A new report recommends encouraging teens in foster care to achieve milestones such as getting a job and learning to drive. (Darnok/Morguefile)
A new report recommends encouraging teens in foster care to achieve milestones such as getting a job and learning to drive. (Darnok/Morguefile)
January 11, 2018

PHOENIX — A new report says teenagers in foster care need as much normalcy and stability as possible - because their brains are still developing into their twenties.

Researchers from the Jim Casey Youth Opportunities Initiative looked at the science and found that adolescents' brains are still malleable, so with positive reinforcement, they have a unique ability to recover from personal trauma. Alexandra Lohrbach, a program associate with the initiative, said connecting teens with a loving family is key.

"It's really important to know that during this period of development, adolescent brains are constantly wiring connections and being shaped by their environment and the people in it,” Lohrback said. "So, that means that each and every interaction has a profound influence on adolescence. Relationships go so far."

The report recommended that teens have some kind of stable home life so they can achieve the milestones that allow a sense of independence and accomplishment - such as getting a job, learning to drive and forming long-term friendships.

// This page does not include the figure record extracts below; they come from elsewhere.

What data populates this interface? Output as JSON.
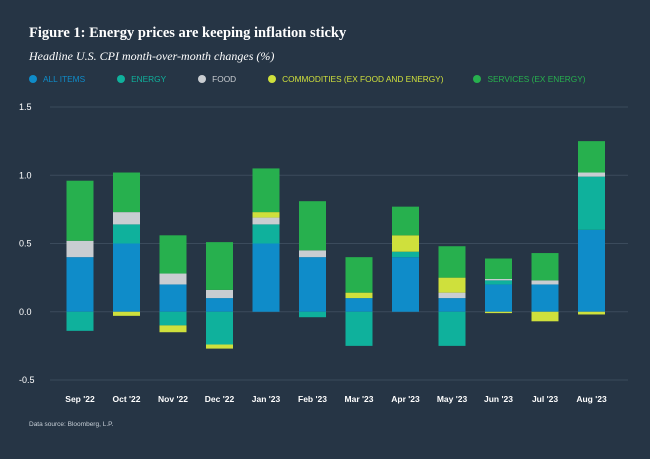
{
  "figure": {
    "title": "Figure 1: Energy prices are keeping inflation sticky",
    "subtitle": "Headline U.S. CPI month-over-month changes (%)",
    "source": "Data source: Bloomberg, L.P."
  },
  "colors": {
    "all_items": "#0f8cc9",
    "energy": "#0fb19c",
    "food": "#c9cdd1",
    "commodities": "#cfe03c",
    "services": "#27b04e",
    "grid": "#3b4b5c",
    "label": "#ffffff"
  },
  "chart_data": {
    "type": "bar",
    "title": "Headline U.S. CPI month-over-month changes (%)",
    "xlabel": "",
    "ylabel": "",
    "ylim": [
      -0.5,
      1.5
    ],
    "yticks": [
      -0.5,
      0.0,
      0.5,
      1.0,
      1.5
    ],
    "ytick_labels": [
      "-0.5",
      "0.0",
      "0.5",
      "1.0",
      "1.5"
    ],
    "grid": true,
    "legend_position": "top-left",
    "categories": [
      "Sep '22",
      "Oct '22",
      "Nov '22",
      "Dec '22",
      "Jan '23",
      "Feb '23",
      "Mar '23",
      "Apr '23",
      "May '23",
      "Jun '23",
      "Jul '23",
      "Aug '23"
    ],
    "series": [
      {
        "key": "all_items",
        "name": "ALL ITEMS",
        "color": "#0f8cc9",
        "values": [
          0.4,
          0.5,
          0.2,
          0.1,
          0.5,
          0.4,
          0.1,
          0.4,
          0.1,
          0.2,
          0.2,
          0.6
        ]
      },
      {
        "key": "energy",
        "name": "ENERGY",
        "color": "#0fb19c",
        "values": [
          -0.14,
          0.14,
          -0.1,
          -0.24,
          0.14,
          -0.04,
          -0.25,
          0.04,
          -0.25,
          0.03,
          0.0,
          0.39
        ]
      },
      {
        "key": "food",
        "name": "FOOD",
        "color": "#c9cdd1",
        "values": [
          0.12,
          0.09,
          0.08,
          0.06,
          0.05,
          0.05,
          0.0,
          0.0,
          0.04,
          0.01,
          0.03,
          0.03
        ]
      },
      {
        "key": "commodities",
        "name": "COMMODITIES (EX FOOD AND ENERGY)",
        "color": "#cfe03c",
        "values": [
          0.0,
          -0.03,
          -0.05,
          -0.03,
          0.04,
          0.0,
          0.04,
          0.12,
          0.11,
          -0.01,
          -0.07,
          -0.02
        ]
      },
      {
        "key": "services",
        "name": "SERVICES (EX ENERGY)",
        "color": "#27b04e",
        "values": [
          0.44,
          0.29,
          0.28,
          0.35,
          0.32,
          0.36,
          0.26,
          0.21,
          0.23,
          0.15,
          0.2,
          0.23
        ]
      }
    ]
  }
}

Torrie Taj, CEO of Child Crisis Arizona, said they strive to find "forever" families for as many teens as possible, recognizing that group homes aren't an ideal solution.

"These children miss out on the love and compassion that adults have,” Taj said. "We really need to find how these children can feel loved and connected with long-term relationships."

The report also cautioned that normal adolescent behavior such as risk-taking and acting on impulse should not be treated as a mental health disorder, but rather understood as developmentally appropriate.